Vol. 9, No. 3
~ Page 18 ~
We just received a long letter with regard to the propriety of sending a young child to a conservative denominational academy in preference to sending it to a public school where it is constantly bombarded with false doctrine, both religiously and socially corrupt. Several questions were raised, among them was this: Would an enrollment in such a denominational school constitute support of false doctrine?
Our answer may provide some thoughts of value to others involved in such problems. Part of our answer was that support involves showing compliance or agreement with the false doctrine. If simply being enrolled in such a school shows support of their false doctrine, then being enrolled in a public school shows support of the ungodly things that are taught and practiced there.
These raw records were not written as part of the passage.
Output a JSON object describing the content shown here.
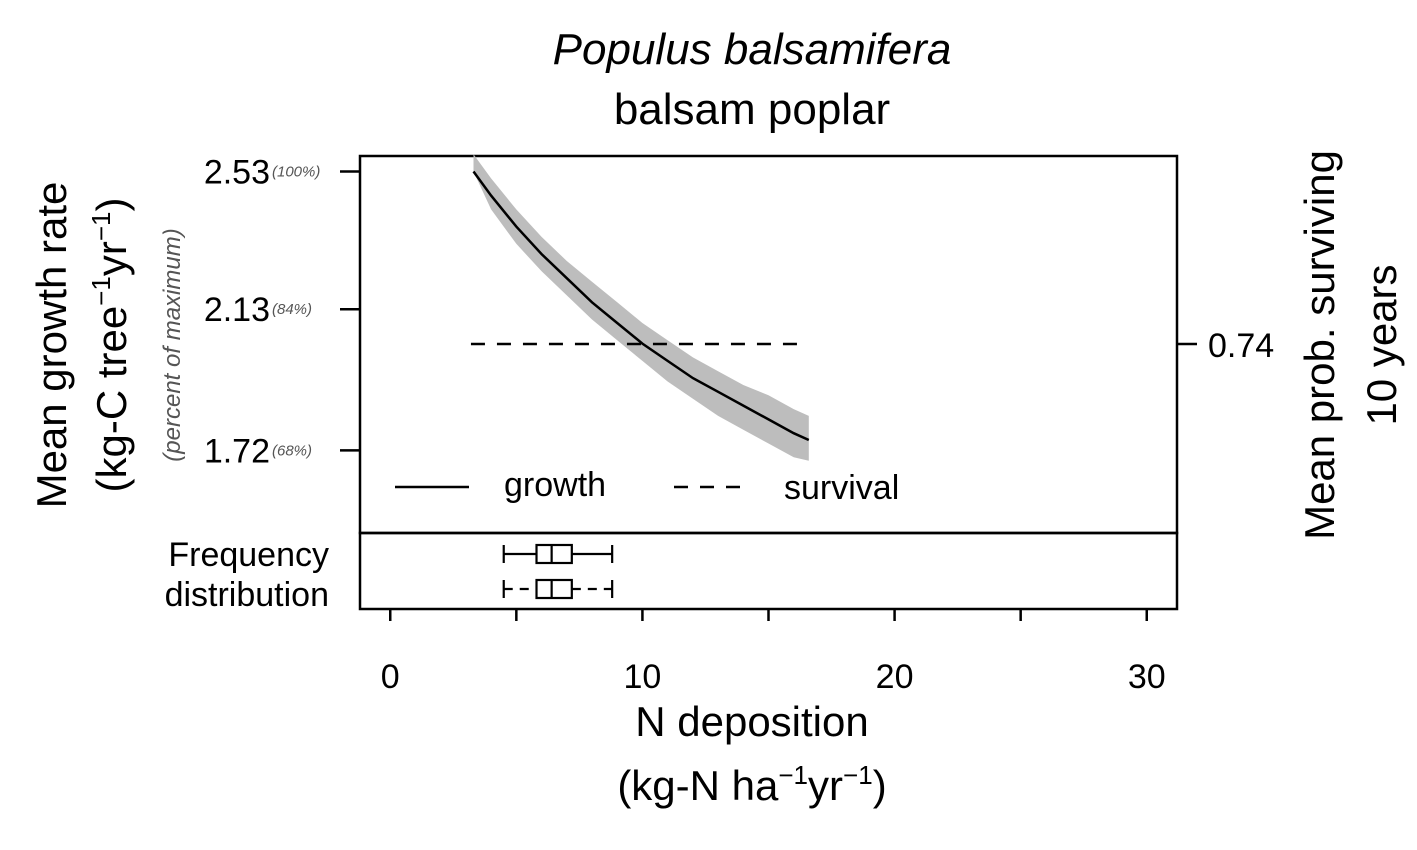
{
  "chart_data": {
    "type": "line",
    "title": "Populus balsamifera",
    "subtitle": "balsam poplar",
    "xlabel": {
      "line1": "N deposition",
      "line2_prefix": "(kg-N ha",
      "line2_sup1": "−1",
      "line2_mid": "yr",
      "line2_sup2": "−1",
      "line2_suffix": ")"
    },
    "ylabel_left": {
      "line1": "Mean growth rate",
      "line2_prefix": "(kg-C tree",
      "line2_sup1": "−1",
      "line2_mid": "yr",
      "line2_sup2": "−1",
      "line2_suffix": ")",
      "sub": "(percent of maximum)"
    },
    "ylabel_right": {
      "line1": "Mean prob. surviving",
      "line2": "10 years"
    },
    "xlim": [
      -1.2,
      31.2
    ],
    "ylim_left": [
      1.48,
      2.575
    ],
    "x_ticks": [
      0,
      5,
      10,
      15,
      20,
      25,
      30
    ],
    "x_tick_labels": [
      {
        "value": 0,
        "label": "0"
      },
      {
        "value": 10,
        "label": "10"
      },
      {
        "value": 20,
        "label": "20"
      },
      {
        "value": 30,
        "label": "30"
      }
    ],
    "y_ticks_left": [
      {
        "value": 2.53,
        "label": "2.53",
        "pct": "(100%)"
      },
      {
        "value": 2.13,
        "label": "2.13",
        "pct": "(84%)"
      },
      {
        "value": 1.72,
        "label": "1.72",
        "pct": "(68%)"
      }
    ],
    "y_ticks_right": [
      {
        "value": 0.74,
        "label": "0.74"
      }
    ],
    "growth": {
      "name": "growth",
      "x": [
        3.3,
        4.0,
        5.0,
        6.0,
        7.0,
        8.0,
        9.0,
        10.0,
        11.0,
        12.0,
        13.0,
        14.0,
        15.0,
        16.0,
        16.6
      ],
      "y": [
        2.53,
        2.46,
        2.37,
        2.29,
        2.22,
        2.15,
        2.09,
        2.03,
        1.98,
        1.93,
        1.89,
        1.85,
        1.81,
        1.77,
        1.75
      ],
      "ci_lower": [
        2.53,
        2.42,
        2.32,
        2.24,
        2.17,
        2.1,
        2.04,
        1.98,
        1.92,
        1.87,
        1.82,
        1.78,
        1.74,
        1.7,
        1.69
      ],
      "ci_upper": [
        2.58,
        2.51,
        2.42,
        2.34,
        2.27,
        2.21,
        2.15,
        2.09,
        2.04,
        1.99,
        1.95,
        1.91,
        1.88,
        1.84,
        1.82
      ]
    },
    "survival": {
      "name": "survival",
      "x": [
        3.2,
        16.6
      ],
      "value": 0.74
    },
    "frequency_label": [
      "Frequency",
      "distribution"
    ],
    "boxplots": [
      {
        "whisker_low": 4.5,
        "q1": 5.8,
        "median": 6.4,
        "q3": 7.2,
        "whisker_high": 8.8,
        "style": "solid"
      },
      {
        "whisker_low": 4.5,
        "q1": 5.8,
        "median": 6.4,
        "q3": 7.2,
        "whisker_high": 8.8,
        "style": "dashed"
      }
    ],
    "grid": false,
    "legend_position": "bottom"
  }
}
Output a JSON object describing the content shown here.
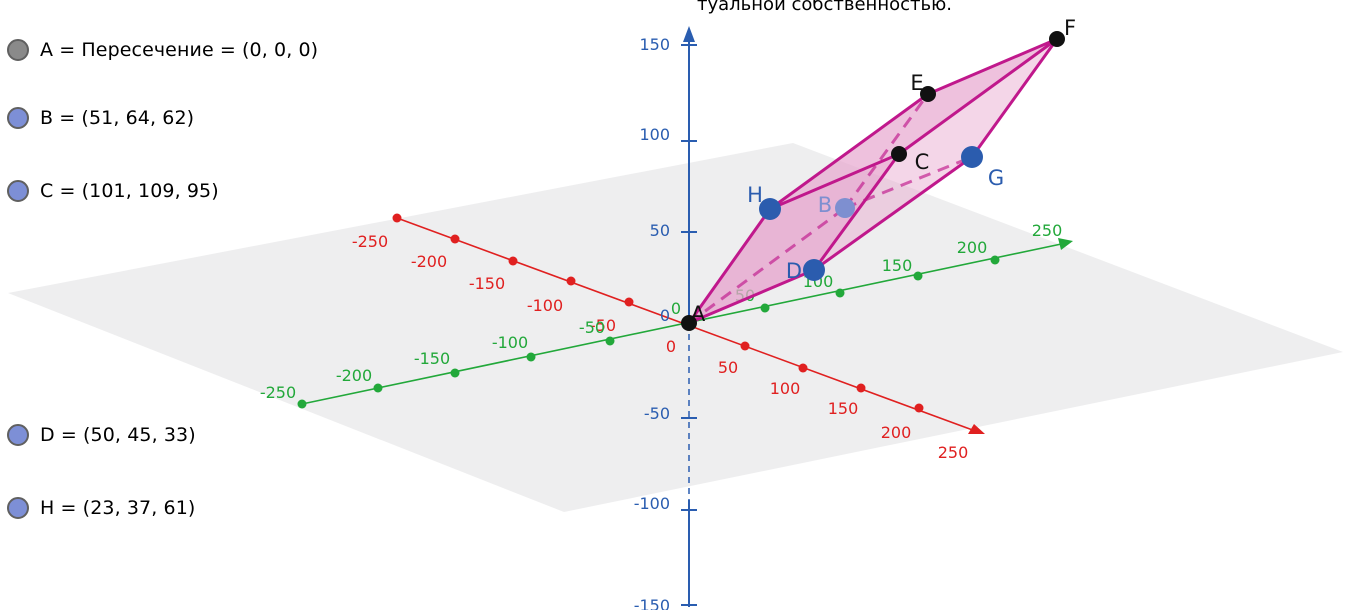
{
  "caption": "туальной собственностью.",
  "colors": {
    "x_axis": "#e02020",
    "y_axis": "#22a83a",
    "z_axis": "#2a5db0",
    "polyhedron_edge": "#c0188c",
    "polyhedron_fill": "#e7a3cc",
    "plane": "#e8e8ea",
    "point_black": "#111111",
    "point_blue": "#2b5cae",
    "point_light_blue": "#7e8fd0",
    "legend_grey": "#8a8a8a",
    "legend_blue": "#7d8fd6"
  },
  "legend": [
    {
      "text": "A = Пересечение = (0, 0, 0)",
      "color": "#8a8a8a"
    },
    {
      "text": "B = (51, 64, 62)",
      "color": "#7d8fd6"
    },
    {
      "text": "C = (101, 109, 95)",
      "color": "#7d8fd6"
    },
    {
      "text": "D = (50, 45, 33)",
      "color": "#7d8fd6"
    },
    {
      "text": "H = (23, 37, 61)",
      "color": "#7d8fd6"
    }
  ],
  "axes": {
    "x": {
      "ticks": [
        "-250",
        "-200",
        "-150",
        "-100",
        "-50",
        "0",
        "50",
        "100",
        "150",
        "200",
        "250"
      ]
    },
    "y": {
      "ticks": [
        "-250",
        "-200",
        "-150",
        "-100",
        "-50",
        "0",
        "50",
        "100",
        "150",
        "200",
        "250"
      ]
    },
    "z": {
      "ticks": [
        "-150",
        "-100",
        "-50",
        "0",
        "50",
        "100",
        "150"
      ]
    }
  },
  "points": [
    {
      "label": "A",
      "color": "#111111"
    },
    {
      "label": "B",
      "color": "#7e8fd0"
    },
    {
      "label": "C",
      "color": "#111111"
    },
    {
      "label": "D",
      "color": "#2b5cae"
    },
    {
      "label": "E",
      "color": "#111111"
    },
    {
      "label": "F",
      "color": "#111111"
    },
    {
      "label": "G",
      "color": "#2b5cae"
    },
    {
      "label": "H",
      "color": "#2b5cae"
    }
  ]
}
Surely almost every person who may be able to read this would deny that being in a public school indicates support for all the things taught and practiced there. We are allowed to show our support or lack of it in various ways, and should show our disagreement in an appropriate, loving manner.
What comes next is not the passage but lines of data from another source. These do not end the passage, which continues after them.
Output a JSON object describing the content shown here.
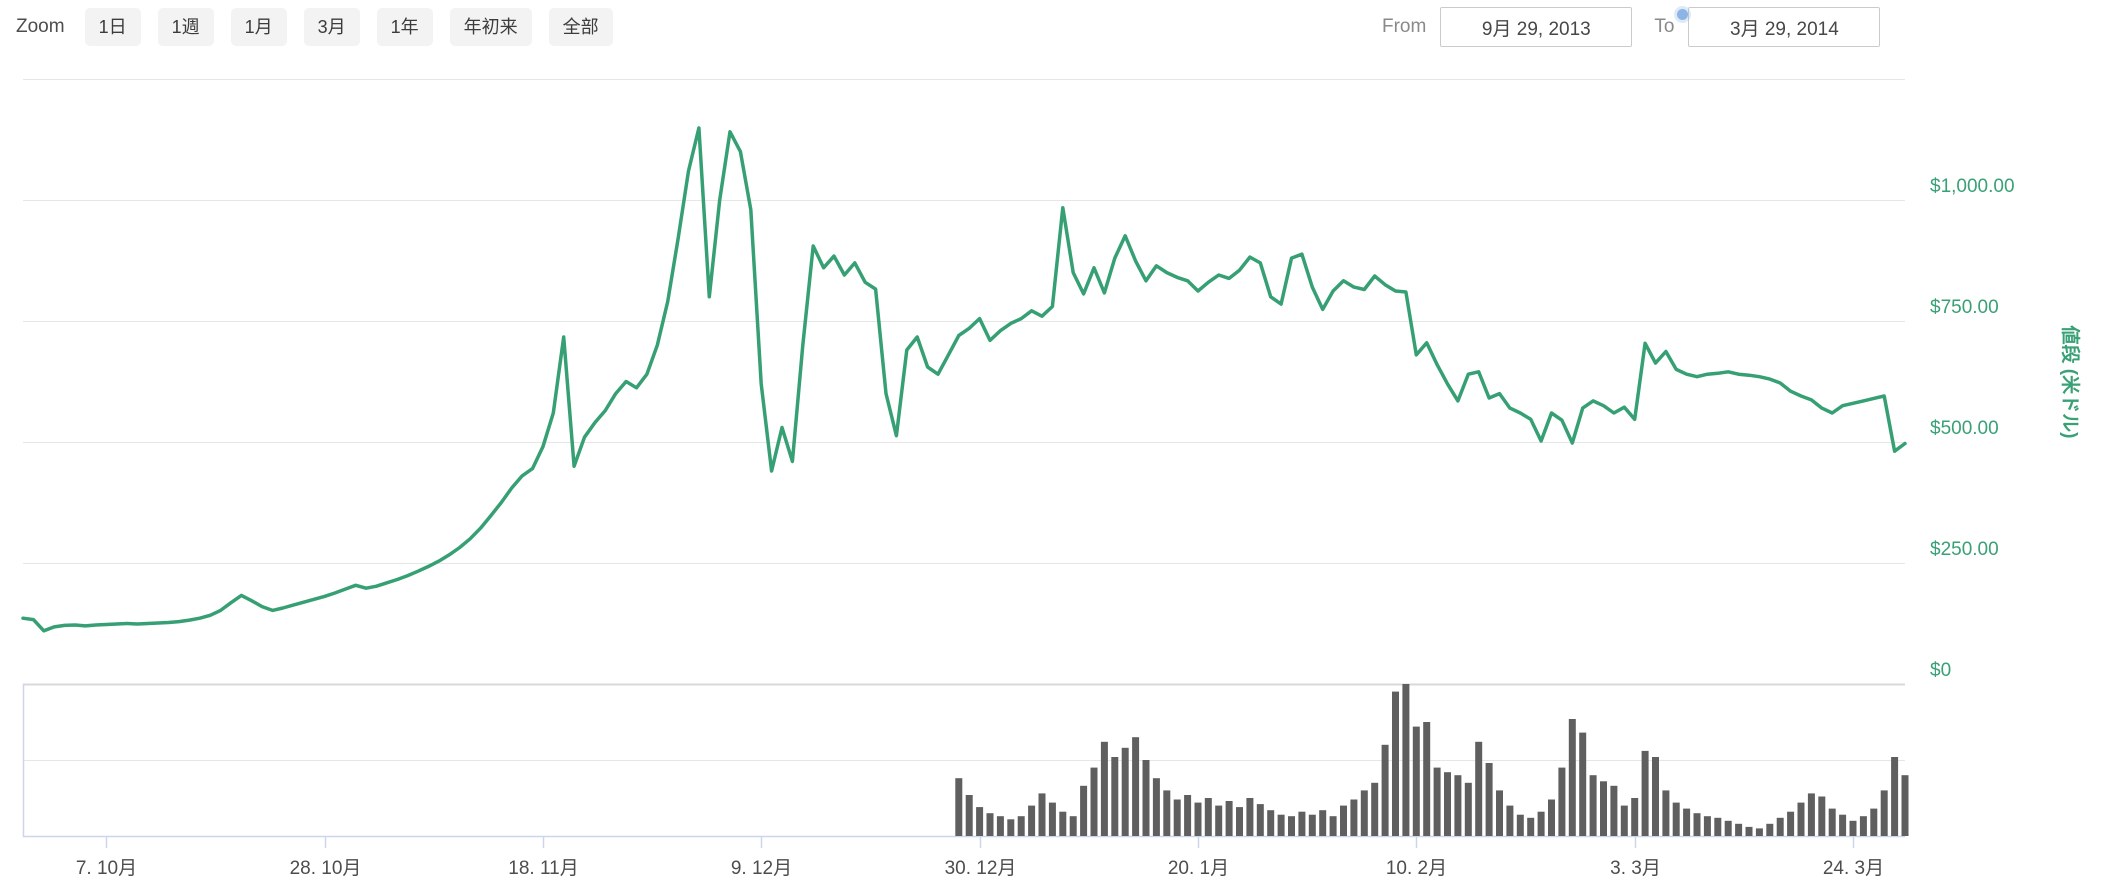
{
  "toolbar": {
    "zoom_label": "Zoom",
    "zoom_buttons": [
      {
        "label": "1日"
      },
      {
        "label": "1週"
      },
      {
        "label": "1月"
      },
      {
        "label": "3月"
      },
      {
        "label": "1年"
      },
      {
        "label": "年初来"
      },
      {
        "label": "全部"
      }
    ],
    "range": {
      "from_label": "From",
      "from_value": "9月 29, 2013",
      "to_label": "To",
      "to_value": "3月 29, 2014"
    }
  },
  "colors": {
    "price_line": "#36a074",
    "axis_label_green": "#3aa076",
    "gridline": "#e6e6e6",
    "zero_line": "#d9d9d9",
    "axis_line_blue": "#ccd6eb",
    "volume_bar": "#5f5f5f",
    "x_label_gray": "#4d4d4d"
  },
  "chart_data": [
    {
      "type": "line",
      "name": "price",
      "title": "",
      "ylabel": "値段 (米ドル)",
      "start_date": "2013-09-29",
      "end_date": "2014-03-29",
      "interval": "daily",
      "ylim": [
        0,
        1250
      ],
      "y_max_gridline_value": 1250,
      "y_ticks": [
        {
          "label": "$1,000.00",
          "value": 1000
        },
        {
          "label": "$750.00",
          "value": 750
        },
        {
          "label": "$500.00",
          "value": 500
        },
        {
          "label": "$250.00",
          "value": 250
        },
        {
          "label": "$0",
          "value": 0
        }
      ],
      "x_tick_labels": [
        "7. 10月",
        "28. 10月",
        "18. 11月",
        "9. 12月",
        "30. 12月",
        "20. 1月",
        "10. 2月",
        "3. 3月",
        "24. 3月"
      ],
      "x_tick_day_index": [
        8,
        29,
        50,
        71,
        92,
        113,
        134,
        155,
        176
      ],
      "grid": true,
      "legend": false,
      "values": [
        136,
        133,
        110,
        118,
        121,
        122,
        120,
        122,
        123,
        124,
        125,
        124,
        125,
        126,
        127,
        129,
        132,
        136,
        142,
        152,
        168,
        183,
        172,
        160,
        152,
        157,
        163,
        169,
        175,
        181,
        188,
        196,
        204,
        198,
        202,
        209,
        216,
        224,
        233,
        243,
        254,
        267,
        282,
        300,
        322,
        348,
        375,
        405,
        430,
        445,
        490,
        560,
        717,
        450,
        510,
        540,
        565,
        600,
        625,
        612,
        640,
        700,
        790,
        920,
        1060,
        1149,
        800,
        1000,
        1141,
        1100,
        980,
        620,
        440,
        530,
        460,
        700,
        905,
        860,
        884,
        845,
        870,
        830,
        816,
        600,
        513,
        690,
        717,
        655,
        640,
        680,
        720,
        735,
        755,
        710,
        730,
        745,
        755,
        771,
        760,
        780,
        984,
        850,
        806,
        860,
        808,
        880,
        926,
        874,
        833,
        864,
        850,
        840,
        833,
        812,
        830,
        845,
        838,
        855,
        882,
        870,
        800,
        785,
        880,
        888,
        820,
        774,
        812,
        833,
        820,
        815,
        843,
        825,
        812,
        810,
        680,
        705,
        660,
        620,
        585,
        640,
        645,
        591,
        600,
        570,
        560,
        547,
        502,
        560,
        545,
        498,
        570,
        585,
        575,
        560,
        572,
        547,
        704,
        663,
        687,
        650,
        640,
        635,
        640,
        642,
        645,
        640,
        638,
        635,
        630,
        622,
        605,
        595,
        587,
        570,
        560,
        575,
        580,
        585,
        590,
        595,
        481,
        497
      ]
    },
    {
      "type": "bar",
      "name": "volume",
      "axis_labels_visible": false,
      "scale": "relative (volume axis unlabeled)",
      "start_day_index": 90,
      "relative_values": [
        0.38,
        0.27,
        0.19,
        0.15,
        0.13,
        0.11,
        0.13,
        0.2,
        0.28,
        0.22,
        0.16,
        0.13,
        0.33,
        0.45,
        0.62,
        0.52,
        0.58,
        0.65,
        0.5,
        0.38,
        0.3,
        0.24,
        0.27,
        0.22,
        0.25,
        0.2,
        0.23,
        0.19,
        0.25,
        0.21,
        0.17,
        0.14,
        0.13,
        0.16,
        0.14,
        0.17,
        0.13,
        0.2,
        0.24,
        0.3,
        0.35,
        0.6,
        0.95,
        1.0,
        0.72,
        0.75,
        0.45,
        0.42,
        0.4,
        0.35,
        0.62,
        0.48,
        0.3,
        0.2,
        0.14,
        0.12,
        0.16,
        0.24,
        0.45,
        0.77,
        0.68,
        0.4,
        0.36,
        0.33,
        0.2,
        0.25,
        0.56,
        0.52,
        0.3,
        0.22,
        0.18,
        0.15,
        0.13,
        0.12,
        0.1,
        0.08,
        0.06,
        0.05,
        0.08,
        0.12,
        0.16,
        0.22,
        0.28,
        0.26,
        0.18,
        0.14,
        0.1,
        0.13,
        0.18,
        0.3,
        0.52,
        0.4
      ]
    }
  ]
}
A parent who tries to shield his/her child from all contamination of any kind needs to understand that the child cannot be immunized to false doctrine or false living unless he/she is exposed to it in some fashion. Many parents have been surprised and disappointed when their child has gone away to college and been exposed to various religious, social or political theories that they had never heard discussed or refuted, and are led away into serious error.
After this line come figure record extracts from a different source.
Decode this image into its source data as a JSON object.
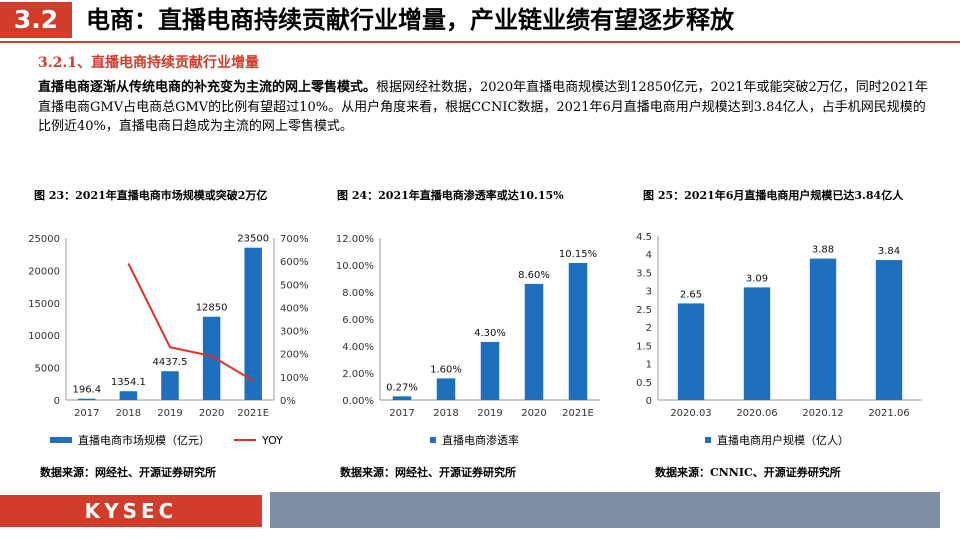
{
  "header": {
    "section_number": "3.2",
    "title": "电商：直播电商持续贡献行业增量，产业链业绩有望逐步释放"
  },
  "subheading": "3.2.1、直播电商持续贡献行业增量",
  "body": {
    "lead": "直播电商逐渐从传统电商的补充变为主流的网上零售模式。",
    "text": "根据网经社数据，2020年直播电商规模达到12850亿元，2021年或能突破2万亿，同时2021年直播电商GMV占电商总GMV的比例有望超过10%。从用户角度来看，根据CCNIC数据，2021年6月直播电商用户规模达到3.84亿人，占手机网民规模的比例近40%，直播电商日趋成为主流的网上零售模式。"
  },
  "colors": {
    "accent": "#d23c2a",
    "bar": "#1e6fbd",
    "line": "#e0322a",
    "footer_bar": "#7f8fa3"
  },
  "chart_data": [
    {
      "type": "bar",
      "title": "图 23：2021年直播电商市场规模或突破2万亿",
      "categories": [
        "2017",
        "2018",
        "2019",
        "2020",
        "2021E"
      ],
      "series": [
        {
          "name": "直播电商市场规模（亿元）",
          "axis": "left",
          "values": [
            196.4,
            1354.1,
            4437.5,
            12850,
            23500
          ],
          "labels": [
            "196.4",
            "1354.1",
            "4437.5",
            "12850",
            "23500"
          ]
        },
        {
          "name": "YOY",
          "type": "line",
          "axis": "right",
          "values": [
            null,
            5.9,
            2.28,
            1.9,
            0.83
          ]
        }
      ],
      "ylim": [
        0,
        25000
      ],
      "yticks": [
        "0",
        "5000",
        "10000",
        "15000",
        "20000",
        "25000"
      ],
      "y2lim": [
        0,
        7
      ],
      "y2ticks": [
        "0%",
        "100%",
        "200%",
        "300%",
        "400%",
        "500%",
        "600%",
        "700%"
      ],
      "source": "数据来源：网经社、开源证券研究所"
    },
    {
      "type": "bar",
      "title": "图 24：2021年直播电商渗透率或达10.15%",
      "categories": [
        "2017",
        "2018",
        "2019",
        "2020",
        "2021E"
      ],
      "series": [
        {
          "name": "直播电商渗透率",
          "values": [
            0.27,
            1.6,
            4.3,
            8.6,
            10.15
          ],
          "labels": [
            "0.27%",
            "1.60%",
            "4.30%",
            "8.60%",
            "10.15%"
          ]
        }
      ],
      "ylim": [
        0,
        12
      ],
      "yticks": [
        "0.00%",
        "2.00%",
        "4.00%",
        "6.00%",
        "8.00%",
        "10.00%",
        "12.00%"
      ],
      "source": "数据来源：网经社、开源证券研究所"
    },
    {
      "type": "bar",
      "title": "图 25：2021年6月直播电商用户规模已达3.84亿人",
      "categories": [
        "2020.03",
        "2020.06",
        "2020.12",
        "2021.06"
      ],
      "series": [
        {
          "name": "直播电商用户规模（亿人）",
          "values": [
            2.65,
            3.09,
            3.88,
            3.84
          ],
          "labels": [
            "2.65",
            "3.09",
            "3.88",
            "3.84"
          ]
        }
      ],
      "ylim": [
        0,
        4.5
      ],
      "yticks": [
        "0",
        "0.5",
        "1",
        "1.5",
        "2",
        "2.5",
        "3",
        "3.5",
        "4",
        "4.5"
      ],
      "source": "数据来源：CNNIC、开源证券研究所"
    }
  ],
  "footer": {
    "logo": "KYSEC"
  }
}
Our conclusion at this time is that we should try to keep our children from being exposed to such ungodliness and false doctrine that we cannot properly refute, but an effort to put them in a monastery where they are not allowed to face the trials and temptations of life is counter productive. It is probable that the idea of balance is appropriate in this situation, as in most others. For example, if one never bears any burden, trial or testing in a physical way, he becomes weak and ineffective. However, if he is burdened unduly, like trying to put a hundred pound weight on a little child, he may be broken and unfit for service. That principle is so applicable in almost any area. A parent who is so afraid of a child being hurt that the child is not allowed to even try to learn to roller skate, ride a tricycle or climb a tree may so stunt the child's growth, both physically and psychologically that he is practically useless in society. However, the parent who allows the little child to ride a motorcycle or climb a big tree without supervision and guidance is probably an unfit parent.
So a parent may support false teaching if he allows his child to go into any situation, either public or private schools, where false doctrine and ungodly living is upheld or condoned without showing the error and danger of such. But the parent does not support false teaching simply by allowing his child to be exposed to it. There is a danger of a young (or old) preacher attending a denominational graduate school where he is exposed to false doctrine, but simply attending does not equate with supporting.